Your maximum CPC bid is different from the actual CPC paid per click and Google calculates it for each auction. The next example explains how Google calculates the actual CPC you pay for each click.


Advertiser

CPC bid

Quality score

Rank #

Position

CPC

A

$0.40

1.8

$0.4 x 1.8 = 0.72

1

$0.37

B

$0.65

1

$0.65 x 1 = 0.65

2

$0.39

C

$0.25

1.5

$0.25 x 1.5 = 0.38

3

$0.01


The table shows three advertisers running ads on the same page. Each advertiser has a different CPC and Quality Score. The Quality score listed here are only for illustration purposes, this number is not visible in your account. The rank number gets calculated by multiplying the CPC bid with the Quality Score. Advertiser A has the highest rank number. This means he gets position number one on the page. Next Google calculates how much to charge each advertiser for a click.


The actual CPC is the minimum amount needed to maintain a rank number higher than the next lower ad. This is one cent more than the amount that will result in a rank number that will cause the ad to appear in the next lower position. To calculate this Google divide the rank number of advertiser B with the quality score of advertiser A. The result is the actual CPC that would cause advertiser A’s ad to appear in advertisers B’s position ($0.36).
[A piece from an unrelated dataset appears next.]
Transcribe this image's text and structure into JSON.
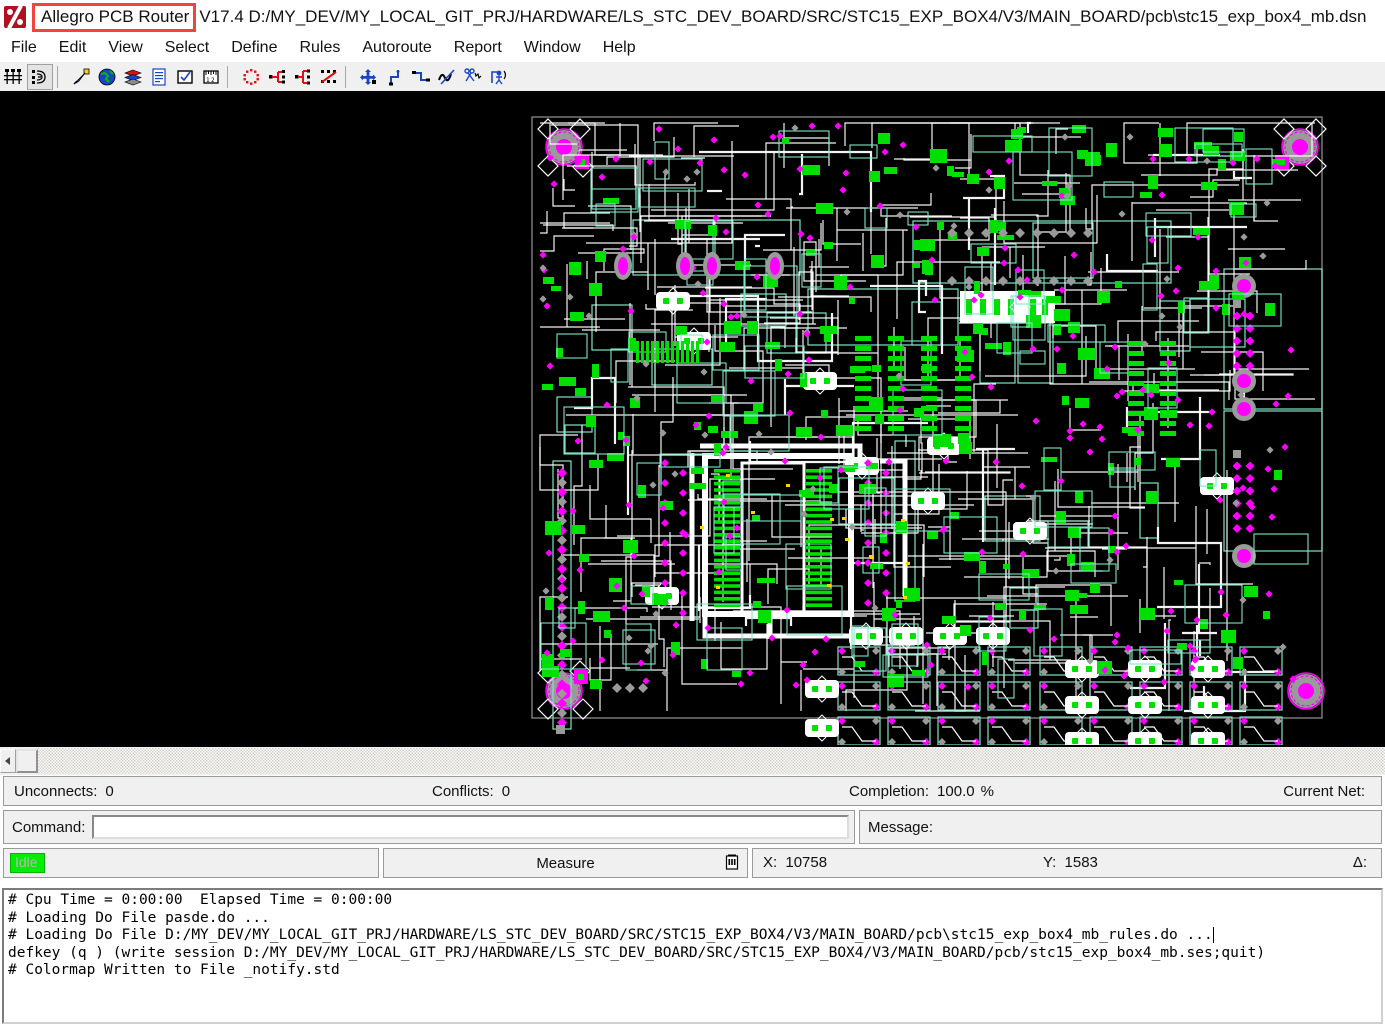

Now Google adds one sent to put advertiser A’s ad in the top position. The same calculation is used to calculate the actual CPC for advertiser B. Notice that Advertiser A pays less that advertiser B for a higher position. This happens because advertiser A has a higher Quality score that advertiser B. Finally advertiser C only pay’s $0.01 because there is no ad appearing below it and Google simply charges the minimum bid for that keyword based on its quality score.
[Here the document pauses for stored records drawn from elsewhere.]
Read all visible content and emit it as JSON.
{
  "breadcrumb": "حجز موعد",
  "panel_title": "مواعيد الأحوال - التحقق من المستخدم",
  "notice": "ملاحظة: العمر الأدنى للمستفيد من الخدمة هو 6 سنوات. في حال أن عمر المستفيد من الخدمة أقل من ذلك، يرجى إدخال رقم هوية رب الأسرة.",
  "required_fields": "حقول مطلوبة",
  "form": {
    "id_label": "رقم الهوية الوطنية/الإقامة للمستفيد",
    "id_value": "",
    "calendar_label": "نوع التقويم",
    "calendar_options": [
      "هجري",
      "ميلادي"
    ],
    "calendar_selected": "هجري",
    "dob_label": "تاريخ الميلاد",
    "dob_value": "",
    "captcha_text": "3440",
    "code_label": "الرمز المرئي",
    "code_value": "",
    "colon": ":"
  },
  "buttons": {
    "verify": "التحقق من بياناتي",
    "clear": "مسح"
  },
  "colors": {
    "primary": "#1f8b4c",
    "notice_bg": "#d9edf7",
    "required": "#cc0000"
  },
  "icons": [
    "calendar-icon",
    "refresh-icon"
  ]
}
If your keyword has a low-Quality Score, Google sets a minimum bid for your keyword to enter the auction and trigger ads. If your CPC bid is lower than the minimum bid your keyword will be set to inactive. This means it won’t trigger any ads. The next example shows how Google calculates the actual CPC for a keyword with a low-Quality Score.


Advertiser

CPC bid

Quality score

Rank #

Position

CPC

A

$0.40

1.8

$0.4 x 1.8 = 0.72

1

$0.37

B

$0.65

1

$0.65 x 1 = 0.65

2

$0.14

C

$0.25

0.5

$0.25 x 0.5 = 0.13

3

$0.20


This example is the same as the previous one except for advertiser C with a low-Quality Score of 0.5. Remember that a low-Quality Score requires a minimum bid before a keyword can participate in the auction. In this case, the minimum CPC bid for advertiser C is $0.20. Notice that because the rank number of advertiser C dropped the actual CPC for advertiser B was also been lowered.


To determine the position in which your ads are likely to appear you can use the traffic estimator tool provided by Google AdWords. This tool only provides an estimate and may not match the actual performance of the ad.